Who Will Make the Run-Off?
That’s why Mr. Smirnov and Mr. Shevchuk are emerging as a superficially improbable Pridnestrovien version of a Russian-style “tandem,” with the idea of keeping Mr. Kaminsky out of a run-off with Mr. Smirnov. From the West’s point of view, a Smirnov-Shevchuk run-off would be a perfect “heads I win, tails you lose” choice to foist on the voters. Either Mr. Smirnov wins, thwarting Moscow and leaving Pridnestrovie in tatters, under a tainted and weakened leader who can be bullied by Kishinev and Bucharest into eventual submission. Or Mr. Shevchuk wins, also thwarting Moscow and leaving little choice but to accept a settlement on terms the west will dictate to him. If an “Orange” scenario does emerge in the Pridnestrovien race, it will come from western forces in support of Mr. Shevchuk, or not at all. Look for the telltale CANVAS fist.
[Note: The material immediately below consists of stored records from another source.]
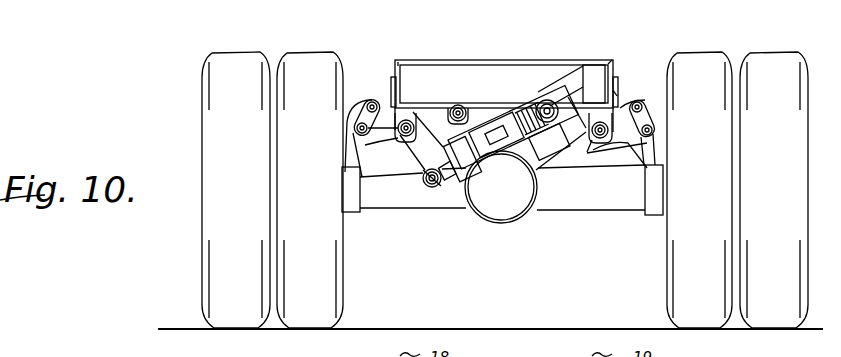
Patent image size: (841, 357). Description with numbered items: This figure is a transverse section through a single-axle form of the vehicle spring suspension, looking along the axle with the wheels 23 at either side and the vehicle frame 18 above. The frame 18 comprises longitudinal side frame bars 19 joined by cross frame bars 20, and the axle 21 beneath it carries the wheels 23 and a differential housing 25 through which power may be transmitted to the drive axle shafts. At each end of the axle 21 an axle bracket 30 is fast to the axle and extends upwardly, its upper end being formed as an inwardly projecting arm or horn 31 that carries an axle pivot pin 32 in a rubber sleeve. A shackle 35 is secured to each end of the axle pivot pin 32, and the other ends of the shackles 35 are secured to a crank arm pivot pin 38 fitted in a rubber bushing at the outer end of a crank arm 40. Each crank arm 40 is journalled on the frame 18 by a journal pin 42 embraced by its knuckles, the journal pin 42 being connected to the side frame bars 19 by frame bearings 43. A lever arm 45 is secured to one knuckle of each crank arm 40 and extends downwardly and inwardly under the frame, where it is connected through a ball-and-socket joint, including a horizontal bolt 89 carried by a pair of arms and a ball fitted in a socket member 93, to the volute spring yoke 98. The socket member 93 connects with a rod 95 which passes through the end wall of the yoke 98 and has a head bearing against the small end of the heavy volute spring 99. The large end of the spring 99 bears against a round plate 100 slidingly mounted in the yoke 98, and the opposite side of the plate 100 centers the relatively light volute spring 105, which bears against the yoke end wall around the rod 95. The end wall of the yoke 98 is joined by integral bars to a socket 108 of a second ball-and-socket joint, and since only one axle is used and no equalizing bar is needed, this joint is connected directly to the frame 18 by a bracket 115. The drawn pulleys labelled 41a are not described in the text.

The frame 18 is at (413, 51).
The longitudinal side frame bar 19 is at (614, 66).
The cross frame bar 20 is at (496, 58).
The axle 21 is at (387, 205).
The wheel 23 is at (236, 190).
The differential housing 25 is at (507, 229).
The axle bracket 30 is at (345, 165).
The arm or horn 31 is at (653, 111).
The axle pivot pin 32 is at (371, 101).
The shackle 35 is at (656, 126).
The crank arm pivot pin 38 is at (355, 129).
The crank arm 40 is at (625, 143).
The pulley 41a is at (463, 94).
The journal pin 42 is at (375, 152).
The frame bearing 43 is at (616, 94).
The lever arm 45 is at (588, 160).
The horizontal bolt 89 is at (426, 188).
The socket member 93 is at (445, 198).
The rod 95 is at (541, 102).
The yoke 98 is at (501, 187).
The volute spring 99 is at (520, 116).
The round plate 100 is at (506, 174).
The light volute spring 105 is at (425, 141).
The socket 108 is at (417, 114).
The bracket 115 is at (590, 78).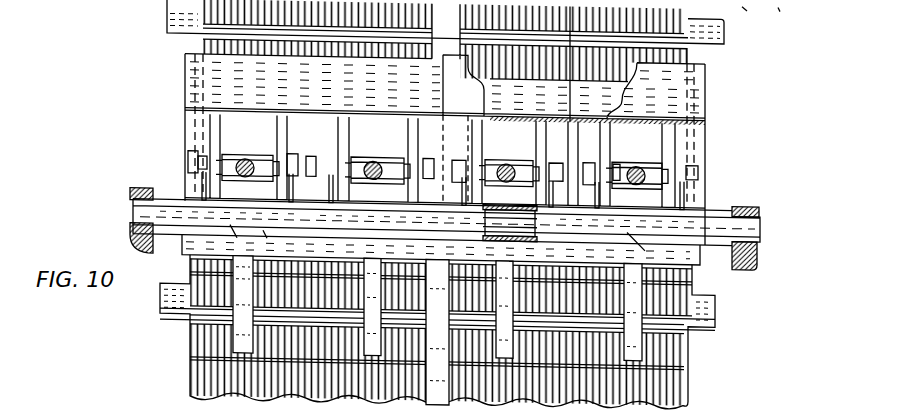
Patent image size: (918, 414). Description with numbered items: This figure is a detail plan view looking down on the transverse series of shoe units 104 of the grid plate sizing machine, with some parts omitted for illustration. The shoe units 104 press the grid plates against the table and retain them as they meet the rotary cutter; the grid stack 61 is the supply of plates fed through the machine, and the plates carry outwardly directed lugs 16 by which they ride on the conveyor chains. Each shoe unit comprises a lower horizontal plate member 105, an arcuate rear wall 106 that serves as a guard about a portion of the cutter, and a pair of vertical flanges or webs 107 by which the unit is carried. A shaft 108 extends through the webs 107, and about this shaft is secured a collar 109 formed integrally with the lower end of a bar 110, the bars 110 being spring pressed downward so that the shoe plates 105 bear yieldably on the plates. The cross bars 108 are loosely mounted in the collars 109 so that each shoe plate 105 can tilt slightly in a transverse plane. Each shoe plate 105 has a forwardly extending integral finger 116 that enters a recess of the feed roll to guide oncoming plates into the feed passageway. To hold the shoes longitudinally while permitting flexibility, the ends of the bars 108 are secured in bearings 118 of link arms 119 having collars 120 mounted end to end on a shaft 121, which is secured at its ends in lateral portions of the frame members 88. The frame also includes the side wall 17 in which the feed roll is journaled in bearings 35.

The outwardly directed lugs 16 is at (180, 8).
The side wall 17 is at (753, 6).
The bearings 35 is at (788, 6).
The grid stack 61 is at (200, 38).
The frame members 88 is at (133, 233).
The shoe units 104 is at (187, 84).
The lower horizontal plate member 105 is at (704, 149).
The arcuate rear wall 106 is at (700, 78).
The vertical flanges or webs 107 is at (287, 121).
The shaft 108 is at (196, 159).
The collar 109 is at (228, 148).
The bar 110 is at (247, 170).
The forwardly extending integral finger 116 is at (457, 316).
The bearings 118 is at (190, 146).
The link arms 119 is at (202, 181).
The collars 120 is at (325, 214).
The shaft 121 is at (749, 212).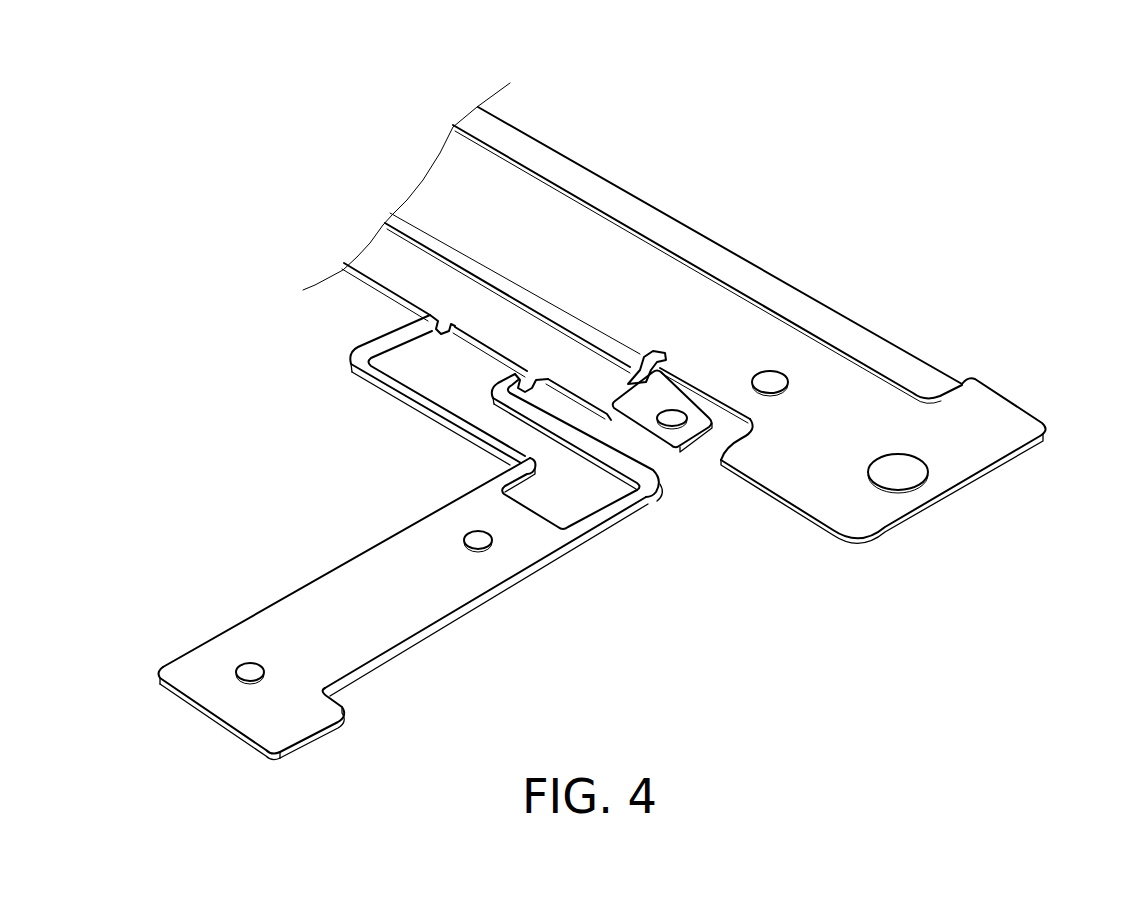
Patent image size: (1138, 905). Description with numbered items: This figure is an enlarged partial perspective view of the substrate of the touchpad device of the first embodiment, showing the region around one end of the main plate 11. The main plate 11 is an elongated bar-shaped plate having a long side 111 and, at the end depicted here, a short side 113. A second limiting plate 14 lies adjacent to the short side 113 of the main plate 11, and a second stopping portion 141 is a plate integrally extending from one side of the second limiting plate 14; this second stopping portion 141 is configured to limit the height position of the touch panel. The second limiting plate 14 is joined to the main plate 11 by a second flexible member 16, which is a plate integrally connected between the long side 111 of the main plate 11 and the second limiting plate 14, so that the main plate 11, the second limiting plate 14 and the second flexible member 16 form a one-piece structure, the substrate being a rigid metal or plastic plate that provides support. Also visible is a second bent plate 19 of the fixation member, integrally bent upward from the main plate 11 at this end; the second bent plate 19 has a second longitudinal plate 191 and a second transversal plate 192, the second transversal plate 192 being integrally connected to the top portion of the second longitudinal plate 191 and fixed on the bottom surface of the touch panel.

The main plate 11 is at (562, 220).
The long side 111 is at (366, 279).
The short side 113 is at (950, 500).
The second limiting plate 14 is at (403, 625).
The second stopping portion 141 is at (303, 723).
The second flexible member 16 is at (656, 522).
The second bent plate 19 is at (730, 315).
The second longitudinal plate 191 is at (687, 380).
The second transversal plate 192 is at (697, 423).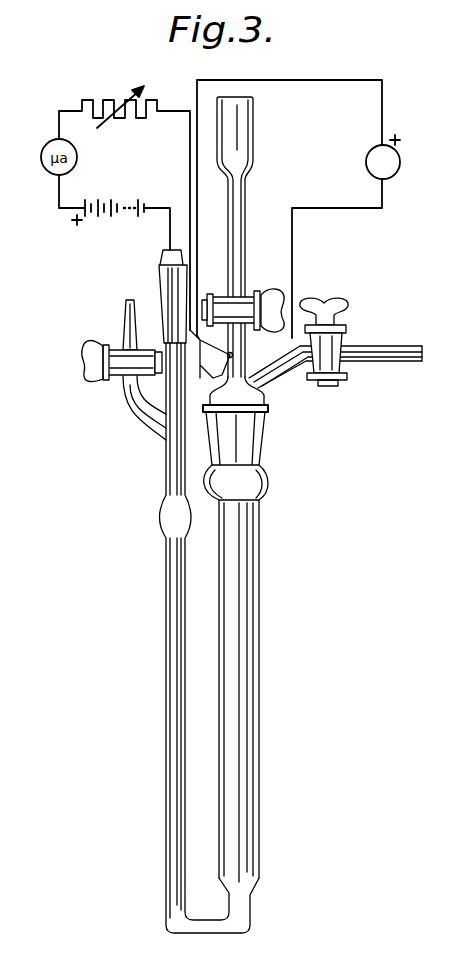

But western-oriented CANVAS-niki wouldn’t have the same opportunity in the event of a Smirnov-Kaminsky match-up, which would be a real contest between Moscow’s former but now alienated and unviable client and the current one who can count on solid support. For Pridnestrovien voters, that would be a no-brainer.
Pridnestrovien Referendum No Benefit to Ukraine
Mr. Smirnov’s attempt to throw a curve into the mix by raising the question of a referendum to join Ukraine is perhaps a further validation of Moscow’s reasons for dumping him. Certainly there is historical basis for Pridnestrovie’s gravitation towards Ukraine (the Moldavian Autonomous Soviet Socialist Republic, 1924-1940), not to mention demography. But any move in that direction at the present time, however unlikely, would simply perpetuate Mr. Smirnov’s profitable control of his personal fiefdom in an autonomous region remaining under his tight control. How that helps Ukraine is unclear.
In any case, given Kiev’s relative passivity and unwillingness to engage meaningfully on Tiraspol’s behalf in the “5+2” context, Pridnestrovie would exchange Russia for Ukraine as its patron at its peril. While western governments scoff at Pridnestrovie’s claims to statehood, as they do those of South Ossetia, Abkhazia, and Nagorno-Karabakh, there is at least a legal argument for such assertions under the Soviet Constitution and relevant Soviet law (notably the April 3, 1990, law on secession, Register of the Congress of the People’s Deputies of USSR and Supreme Soviet of USSR, issue No. 13, p. 252), as well as international law and practice. (This contrasts sharply with the recognition of the putative independence of the Serbian province of Kosovo and Metohija, a claim which has exactly zero legal basis and is simply an exercise of naked aggression by the same western governments.)
Nonetheless, everyone is aware that Pridnestrovie’s joining Ukraine without a negotiated solution to its status would open a new Pandora’s Box in the post-Soviet space, with incalculable consequences – not least for Ukraine’s own autonomous republic of Crimea. It’s another headache Ukraine doesn’t need.